立憲民主党は「社会安定勢力」としての単独政権を樹立させよう
兵庫県知事選の結果に対する上記の上久保氏の論考は、ネット左派の「民主主義の危機!」というヒステリックな叫びを鎮静させる役割がありました。
まあ、この論考を読んだ時点では、その兵庫県知事選にこんな展開が待ってるとは思ってもみませんでしたが。
都知事選や総選挙、アメリカ大統領選挙などの結果を受けて、「もう従来の電話掛けやポスティングなんて選挙戦術に効果はない! ネット社会に適応しよう!」なんて叫ぶ人もいます。でも、そのネット社会の声で選挙に勝ったとされる人の頭上に暗雲が早々に垂れ込めています。
そもそも、ネット社会の声なるものの危うさについては、多くの人が指摘するところです。そもそも構造的にネット社会は言論空間として危うさを持っているんです。特にSNSのような回転速度の速すぎる媒体では。
むしろ、その従来の選挙法の積み重ねで政治と社会を接続させる方が確実に生き残るのではないでしょうか。
というより、いま安易にネットでの選挙戦を唱える左派界隈って、実のところは現実社会とそこに暮らす大衆への傲慢かつ独善的な憎悪に陥ってるだけにしか見えないんだよなあ。
さて、上記の記事でてんぐが特に注目したいのが、末尾にあった「社会安定党」VS「デジタルイノベーショングループ」という対立構図です。
実のところ、いま普通選挙制に基づく議会政治を行う国々では、従来の左派右派、あるいは保守とリベラルといった対立軸から「社会安定勢力」と「イノベーター勢力」の対立軸に変化している、そう考えた方が実像に合致しているように思えます。
そして、アベノミクスの失敗による10年の痛手を受けた日本に必要なもの、政治と社会の結びつきを回復してその痛手を癒すことができるのは「イノベーター」ではなく「社会安定勢力」ではないでしょうか。
この「社会安定勢力」と「イノベーター」の対立軸を頭に入れて日本の政治報道を見ると、立憲民主党が、どんな世論の声に合致した政策を提示するなどしても、どうにもメディア受けしない理由にも説明がついてきます。
自民党は、安倍晋三という強烈なポピュリストを喪って以後は急速に求心力を喪い、石破政権下で連立体制を組む公明党ともども生き残ることに汲々としている有様です。とても「社会安定勢力」か「イノベーター勢力」かを自らに問える状況にありません。
また、全国知事会からの非難をよそに減税ポピュリズム路線をひた走る国民民主、相も変わらず「身を切る改革」を唱え続ける維新、そして極左のれいわ新選組、極右の参政党や日本保守党もまた、現状の社会を否定することが出発点となっている点で「イノベーター」です。
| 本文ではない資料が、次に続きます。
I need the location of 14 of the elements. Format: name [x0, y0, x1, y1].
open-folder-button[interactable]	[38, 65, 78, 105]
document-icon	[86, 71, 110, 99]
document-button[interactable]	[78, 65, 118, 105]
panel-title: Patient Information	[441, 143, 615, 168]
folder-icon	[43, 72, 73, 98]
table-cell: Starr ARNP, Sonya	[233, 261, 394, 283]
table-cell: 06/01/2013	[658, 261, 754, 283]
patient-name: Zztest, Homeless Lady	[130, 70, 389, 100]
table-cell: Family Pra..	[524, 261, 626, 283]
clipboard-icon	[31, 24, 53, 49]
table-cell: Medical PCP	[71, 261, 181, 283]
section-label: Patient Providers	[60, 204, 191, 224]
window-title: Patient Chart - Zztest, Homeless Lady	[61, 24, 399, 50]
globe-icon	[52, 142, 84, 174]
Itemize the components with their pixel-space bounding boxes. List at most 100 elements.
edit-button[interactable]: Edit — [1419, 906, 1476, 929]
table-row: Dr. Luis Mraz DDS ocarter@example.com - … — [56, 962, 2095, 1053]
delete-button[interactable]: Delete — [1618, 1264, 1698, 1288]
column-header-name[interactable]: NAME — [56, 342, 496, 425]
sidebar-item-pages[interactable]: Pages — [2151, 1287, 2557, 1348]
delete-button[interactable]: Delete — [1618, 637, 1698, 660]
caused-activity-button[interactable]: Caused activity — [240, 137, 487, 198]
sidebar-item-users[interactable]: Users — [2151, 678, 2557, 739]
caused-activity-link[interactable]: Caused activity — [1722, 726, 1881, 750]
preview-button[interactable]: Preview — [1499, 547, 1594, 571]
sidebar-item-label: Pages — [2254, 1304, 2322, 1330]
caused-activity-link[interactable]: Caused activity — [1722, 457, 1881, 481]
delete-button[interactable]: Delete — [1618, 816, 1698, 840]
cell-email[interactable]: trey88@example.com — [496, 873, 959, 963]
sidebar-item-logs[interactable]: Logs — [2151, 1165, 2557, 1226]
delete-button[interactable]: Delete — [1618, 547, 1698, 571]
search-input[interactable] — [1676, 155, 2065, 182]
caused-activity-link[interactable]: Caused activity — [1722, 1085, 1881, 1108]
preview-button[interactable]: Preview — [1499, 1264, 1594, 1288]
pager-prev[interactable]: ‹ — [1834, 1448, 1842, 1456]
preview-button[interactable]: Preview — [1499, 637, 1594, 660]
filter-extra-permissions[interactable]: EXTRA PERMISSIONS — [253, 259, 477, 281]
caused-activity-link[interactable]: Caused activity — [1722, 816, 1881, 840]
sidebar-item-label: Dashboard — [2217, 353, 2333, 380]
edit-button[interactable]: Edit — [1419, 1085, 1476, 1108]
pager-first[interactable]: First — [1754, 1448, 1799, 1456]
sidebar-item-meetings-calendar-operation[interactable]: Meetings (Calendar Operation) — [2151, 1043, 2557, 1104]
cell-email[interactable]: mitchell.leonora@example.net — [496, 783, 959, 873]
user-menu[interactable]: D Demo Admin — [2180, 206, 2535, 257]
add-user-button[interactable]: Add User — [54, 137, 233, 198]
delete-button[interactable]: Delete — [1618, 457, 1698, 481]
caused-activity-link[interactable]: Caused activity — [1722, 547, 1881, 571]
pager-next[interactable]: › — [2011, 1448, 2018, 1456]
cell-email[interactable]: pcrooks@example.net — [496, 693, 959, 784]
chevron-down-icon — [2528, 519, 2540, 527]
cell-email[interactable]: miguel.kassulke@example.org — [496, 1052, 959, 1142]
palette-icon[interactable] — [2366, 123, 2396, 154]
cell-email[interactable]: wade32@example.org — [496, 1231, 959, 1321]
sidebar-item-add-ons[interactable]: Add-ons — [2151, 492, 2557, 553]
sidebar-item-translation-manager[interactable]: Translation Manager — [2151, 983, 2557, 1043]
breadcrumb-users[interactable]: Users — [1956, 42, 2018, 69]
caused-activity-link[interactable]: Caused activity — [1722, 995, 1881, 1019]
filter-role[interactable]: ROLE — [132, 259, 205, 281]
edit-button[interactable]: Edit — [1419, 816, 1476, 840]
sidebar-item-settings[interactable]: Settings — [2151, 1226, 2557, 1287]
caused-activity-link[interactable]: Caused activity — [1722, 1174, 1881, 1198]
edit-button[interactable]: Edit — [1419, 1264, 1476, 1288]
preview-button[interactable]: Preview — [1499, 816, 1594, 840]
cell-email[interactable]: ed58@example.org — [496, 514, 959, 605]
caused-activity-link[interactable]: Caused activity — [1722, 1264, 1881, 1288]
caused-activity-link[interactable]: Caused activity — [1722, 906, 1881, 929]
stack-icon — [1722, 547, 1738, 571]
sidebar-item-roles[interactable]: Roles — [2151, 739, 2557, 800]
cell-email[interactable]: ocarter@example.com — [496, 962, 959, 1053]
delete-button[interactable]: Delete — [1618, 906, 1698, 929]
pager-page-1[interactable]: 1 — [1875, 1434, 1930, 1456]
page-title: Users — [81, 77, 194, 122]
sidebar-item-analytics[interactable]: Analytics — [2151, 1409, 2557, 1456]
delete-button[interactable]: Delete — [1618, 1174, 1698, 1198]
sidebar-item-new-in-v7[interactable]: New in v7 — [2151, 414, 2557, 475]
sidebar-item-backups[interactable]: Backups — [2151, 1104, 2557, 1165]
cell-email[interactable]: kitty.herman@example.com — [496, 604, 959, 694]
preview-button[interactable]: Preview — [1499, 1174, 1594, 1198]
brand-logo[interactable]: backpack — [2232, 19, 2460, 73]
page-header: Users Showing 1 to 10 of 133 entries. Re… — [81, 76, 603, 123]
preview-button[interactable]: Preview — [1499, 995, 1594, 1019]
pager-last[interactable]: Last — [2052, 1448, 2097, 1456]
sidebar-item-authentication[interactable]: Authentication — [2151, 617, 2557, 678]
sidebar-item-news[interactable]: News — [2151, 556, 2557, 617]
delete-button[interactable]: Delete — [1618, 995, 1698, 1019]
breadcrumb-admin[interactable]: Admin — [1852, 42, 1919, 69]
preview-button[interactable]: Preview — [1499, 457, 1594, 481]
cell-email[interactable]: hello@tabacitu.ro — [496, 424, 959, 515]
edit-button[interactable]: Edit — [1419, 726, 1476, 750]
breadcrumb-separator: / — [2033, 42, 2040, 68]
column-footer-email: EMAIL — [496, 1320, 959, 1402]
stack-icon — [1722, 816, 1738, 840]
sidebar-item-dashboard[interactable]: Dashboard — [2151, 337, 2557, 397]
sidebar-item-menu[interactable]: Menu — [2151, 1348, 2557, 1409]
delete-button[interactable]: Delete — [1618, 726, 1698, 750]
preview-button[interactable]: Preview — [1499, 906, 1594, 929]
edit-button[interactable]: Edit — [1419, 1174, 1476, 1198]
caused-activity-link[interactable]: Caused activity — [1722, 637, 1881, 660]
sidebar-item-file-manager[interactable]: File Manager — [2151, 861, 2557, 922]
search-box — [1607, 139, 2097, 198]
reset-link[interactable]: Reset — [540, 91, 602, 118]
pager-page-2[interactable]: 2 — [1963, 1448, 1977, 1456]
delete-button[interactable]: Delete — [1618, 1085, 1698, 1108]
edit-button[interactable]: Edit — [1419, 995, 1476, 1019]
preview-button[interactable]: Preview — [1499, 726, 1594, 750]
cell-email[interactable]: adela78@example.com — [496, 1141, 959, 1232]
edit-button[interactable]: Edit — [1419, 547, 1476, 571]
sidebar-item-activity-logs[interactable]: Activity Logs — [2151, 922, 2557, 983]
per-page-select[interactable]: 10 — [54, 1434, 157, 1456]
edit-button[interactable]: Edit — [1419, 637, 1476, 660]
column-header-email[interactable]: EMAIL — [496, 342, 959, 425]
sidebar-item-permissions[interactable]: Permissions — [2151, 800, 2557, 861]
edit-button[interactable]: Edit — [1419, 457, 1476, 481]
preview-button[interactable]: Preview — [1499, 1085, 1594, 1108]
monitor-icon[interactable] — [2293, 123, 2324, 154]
では共産党はというと、まさに元祖「イノベーター」。ただし、党員や支持層の高齢化による党勢退潮は隠しようがありません。自己の生存が最優先課題とせざるを得ないという点では自公と何ら変わりません。
つまり、いまの日本政界で、明確に「社会安定勢力」と言えるのは、立憲民主党くらいしかありません。そして、メディアというものは、昔から「イノベーター」やそれに付随する表現が好きなものです。
例えば、スポーツ報道でも「攻撃的」とか「攻めの姿勢」いう表現が好まれます。
これらの表現と親和性の高い「イノベーター」という立場が生み出す「派手なドラマ」をメディアは欲しているし、だから「イノベーター」から最も遠い存在である「社会安定勢力」の立憲民主党を評価できない。
また、他の野党が全て「イノベーター」であることを捨てない以上は、首班指名投票であれ連立政権であれ、立憲がこれらを束ねることも不可能に近いです。
だからこそ、立憲民主党は、社会の分断を忌避し安定の回復を望むサイレントマジョリティの支持のもと、衆参ともに単独過半数を取った単独政権を樹立させる。かつて自民党が担った役割を、これからは立憲民主党こそが担う。これを大目標としましょう。